OCR has also jealously guarded its own turf (in dictating how campus sexual offenses are handled) against competing venues like state criminal justice systems, at the expense of public safety. The Obama administration has failed to encourage all rape victims to report such crimes to prosecutors, who have jurisdiction over such offenses, and can put rapists in jail where they belong. “Federal education officials who enforce the antidiscrimination law known as Title IX have said the 1972 statute does not require schools to report alleged sexual violence to police,” notes The Washington Post, and indeed, OCR guidance interpreting Title IX’s requirements can apparently impede such reporting. When Virginia state senators sought to mandate reporting of rapes to the police, OCR’s erroneous interpretation of Title IX proved an obstacle. The Chairman of the Courts of Justice Committee in Virginia’s House of Delegates “said the Senate bill may violate Title IX confidentiality requirements” mandated by OCR.
Although the Supreme Court has interpreted Title VI as only banning intentional racial discrimination in decisions such as Alexander v. Sandoval (2001), OCR has falsely claimed that the Title VI statute itself mandates onerous requirements for educating non-English speaking students that hold well-meaning schools liable without any proof of racism or racially differential treatment. Even schools that earnestly seek to educate such students find it virtually impossible to comply with OCR’s rules in full, so much so that senior OCR attorney Lilian Dorka boasted to me when I worked at OCR that every single school district ever investigated in a compliance review has been found in violation of OCR’s bilingual education requirements. This interpretation contradicts federal appeals court rulings.
If OCR seems “overworked” to President Obama, it’s only because it makes up so many violations out of thin air that the number of OCR investigations have multiplied as a result. If people truly have valid discrimination or harassment claims, and actually were mistreated by a college or school, they can bring a private lawsuit without any participation by OCR.
For example, last year, the University of Connecticut settled a Title IX sexual harassment lawsuit against it by paying $900,000 to a former student who alleged sexual assault. In 2009, the University of Arizona paid $850,000 to a sexual assault plaintiff. In 2007, the University of Colorado paid a sexual assault plaintiff $2.5 million.

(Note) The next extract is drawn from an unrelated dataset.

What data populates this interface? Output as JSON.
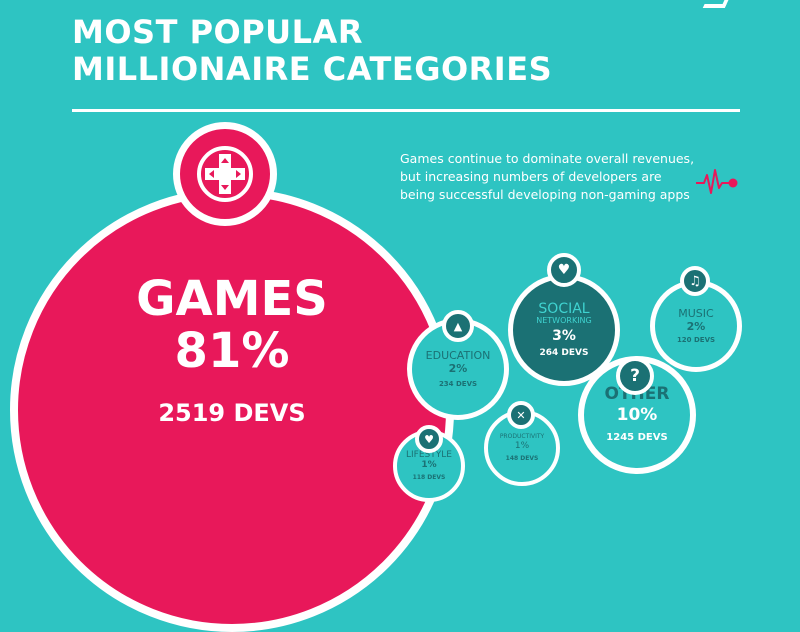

A racial harassment plaintiff won $1 million in a Title VI lawsuit against the Pine Plains Central School District. So OCR is not even needed to enforce the law as it actually exists (as opposed to enforcing rules made up by the agency using Title IX and Title VI as a pretext). And if students win their Title IX or Title VI lawsuit, the school has to pay their attorney’s fees to boot, under a pro-plaintiff rule known as the Christiansburg Garment rule.
Agencies should not be rewarded for misdefining lawful conduct as illegal, by giving them more staff and resources to prosecute the increased number of made-up “violations” that result from their own mischief. But that is what President Obama’s budget request does for OCR, rewarding it for its overreaching and overstepping of its authority.